PORTLAND, Ore. — Portland’s top attorney says the city is legally obligated to keep buying parking meters from a Swedish company despite a bribery scandal.
Questions about Cale Group and its meters have lingered since the city’s former parking manager was sent to prison for taking bribes from the company, reported The Oregonian.
Investigators said that the parking manager, Ellis McCoy, took $200,000 in cash and travel favors over 10 years from two executives at Cale. McCoy was sentenced to two years in prison in 2015.
Cale announced last year that it found no criminal wrongdoing in the bribery allegations, which relate to a 2006 contract. But nearly 150 pages of newly-released records show that city investigators wrestled with Cale over their access to facts from the company’s internal investigation.
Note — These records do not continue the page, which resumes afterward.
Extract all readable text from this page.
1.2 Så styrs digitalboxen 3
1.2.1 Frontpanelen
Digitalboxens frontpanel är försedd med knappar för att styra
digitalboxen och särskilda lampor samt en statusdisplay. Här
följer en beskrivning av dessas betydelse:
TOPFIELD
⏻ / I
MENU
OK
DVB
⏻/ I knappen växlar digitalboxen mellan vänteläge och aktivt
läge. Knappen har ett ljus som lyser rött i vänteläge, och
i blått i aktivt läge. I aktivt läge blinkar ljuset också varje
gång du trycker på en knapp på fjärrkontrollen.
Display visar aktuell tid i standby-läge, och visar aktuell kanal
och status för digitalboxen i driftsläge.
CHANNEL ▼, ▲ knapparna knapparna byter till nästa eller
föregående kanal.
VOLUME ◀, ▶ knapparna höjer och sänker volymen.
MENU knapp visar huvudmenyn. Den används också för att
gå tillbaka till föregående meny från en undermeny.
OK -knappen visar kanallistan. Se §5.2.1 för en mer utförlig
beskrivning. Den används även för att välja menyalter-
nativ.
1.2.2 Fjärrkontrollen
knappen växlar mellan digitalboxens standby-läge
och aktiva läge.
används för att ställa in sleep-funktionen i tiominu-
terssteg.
Stoll Berne, an outside law firm hired by Portland, reported several problems that forced investigators to essentially take Cale’s lawyers at their word.
“Our ability to cross-check the diligence and adversarial nature of the investigation was substantially limited by the Special Committee’s refusal to allow us to review original witness interview notes, documents, emails and other source materials,” Stoll Berne wrote in an October 2015 report.
In December, Portland city attorneys were allowed confidential access to emails and documents tied to the investigation. City attorneys did not report that they ever reviewed the final report, but details were shared verbally with city officials.
City Attorney Trace Reeve told officials in late December that Portland has no legal ground to end its contract. Officials now plan to install about 360 parking meters in Northwest Portland.
“I think that it’s time for us to move past 2006 and install some parking meters in 2016,” Commissioner Steve Novick told The Oregonian on Tuesday. Novick, who oversees the Portland Bureau of Transportation, called Cale’s investigation “extensive.”
“To me, the fact that they let two people go and reassigned another shows that they took this seriously,” Novick said Tuesday.
He emphasized that there is no evidence of any impropriety tied to the city’s most recent contract with Cale.